Qui­conque, même non ini­tié à la phi­lo­so­phie morale, sent bien qu’il y a der­rière cette façon de vivre ensemble quelque chose de sca­breux. Il est de notre devoir, et de notre exper­tise, de mar­te­ler avec Ambroise Croi­zat, l’un des fon­da­teurs de la pro­tec­tion sociale moderne, que « la Sécu­ri­té sociale est la seule créa­tion de richesse sans capi­tal. La seule qui ne va pas dans la poche des action­naires mais est direc­te­ment inves­tie pour le bien-être de nos citoyens ».

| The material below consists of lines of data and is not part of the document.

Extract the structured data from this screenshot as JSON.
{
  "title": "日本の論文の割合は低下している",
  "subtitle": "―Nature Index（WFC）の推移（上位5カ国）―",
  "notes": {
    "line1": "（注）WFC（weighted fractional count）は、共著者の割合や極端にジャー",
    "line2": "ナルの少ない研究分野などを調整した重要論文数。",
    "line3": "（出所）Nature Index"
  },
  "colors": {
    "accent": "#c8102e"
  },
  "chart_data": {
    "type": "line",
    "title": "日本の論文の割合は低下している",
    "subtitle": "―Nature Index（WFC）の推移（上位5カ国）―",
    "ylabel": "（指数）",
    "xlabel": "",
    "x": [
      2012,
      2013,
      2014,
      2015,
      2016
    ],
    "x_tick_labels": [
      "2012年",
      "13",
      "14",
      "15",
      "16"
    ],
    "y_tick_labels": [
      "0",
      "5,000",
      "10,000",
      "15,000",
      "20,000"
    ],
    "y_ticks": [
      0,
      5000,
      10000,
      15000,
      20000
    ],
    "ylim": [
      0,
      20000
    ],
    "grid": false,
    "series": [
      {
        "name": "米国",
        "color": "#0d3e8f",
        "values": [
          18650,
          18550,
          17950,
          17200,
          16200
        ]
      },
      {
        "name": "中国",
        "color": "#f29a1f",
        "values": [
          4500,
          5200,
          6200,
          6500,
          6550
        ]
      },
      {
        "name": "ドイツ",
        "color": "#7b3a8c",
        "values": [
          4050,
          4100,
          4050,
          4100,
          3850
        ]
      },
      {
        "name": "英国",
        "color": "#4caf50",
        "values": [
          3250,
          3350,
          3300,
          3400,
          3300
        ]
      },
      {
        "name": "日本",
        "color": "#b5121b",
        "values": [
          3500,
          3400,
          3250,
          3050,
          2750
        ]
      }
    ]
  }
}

Cha­cun chez soi n’implique pas cha­cun pour soi. Que le Covid-19 serve au moins à nous des­siller les yeux : Le libé­ra­lisme éco­no­mique appli­qué aux biens com­muns n’est pas un man­tra. L’Évangile selon Mat­thieu, encore, (19, 21) pré­co­ni­sait : « Si tu veux être par­fait, va, vends ce que tu pos­sèdes, donne-le aux pauvres, et tu auras un tré­sor dans le ciel ». Nous n’en deman­dons pas tant : met­tons des biens en com­mun, répartissons-les selon les besoins, donnons-les gra­tui­te­ment et sans spé­cu­la­tion, et nous aurons un tré­sor sur Terre. Et à la suite de la Sécu, Dieu recon­naî­tra les soins.

 

(1) Ce sont des équa­tions aux déri­vées par­tielles non linéaires qui décrivent le mou­ve­ment des fluides new­to­niens. Il n’y a que des solu­tions appro­chées de ces équa­tions, au moyen de modèles sim­pli­fi­ca­teurs. L’équation de Drake pose N le nombre pro­bable de civi­li­sa­tions dans notre galaxie égal au pro­duit du nombre d’étoiles en for­ma­tion par an dans notre galaxie, de la frac­tion de ces étoiles pos­sé­dant des pla­nètes, du nombre moyen de pla­nètes poten­tiel­le­ment pro­pices à la vie par étoile, de la frac­tion de ces pla­nètes sur les­quelles la vie appa­raît  effec­ti­ve­ment, de la frac­tion de ces pla­nètes sur les­quelles appa­raît une vie intel­li­gente, de la frac­tion de ces pla­nètes capables et dési­reuses de com­mu­ni­quer, et de la durée de vie moyenne d’une civi­li­sa­tion, en années. Cha­cun de ces para­mètres étant incer­tain, l’équation de Drake, aus­si bien posée soit-elle, ne souffre pas de solu­tion.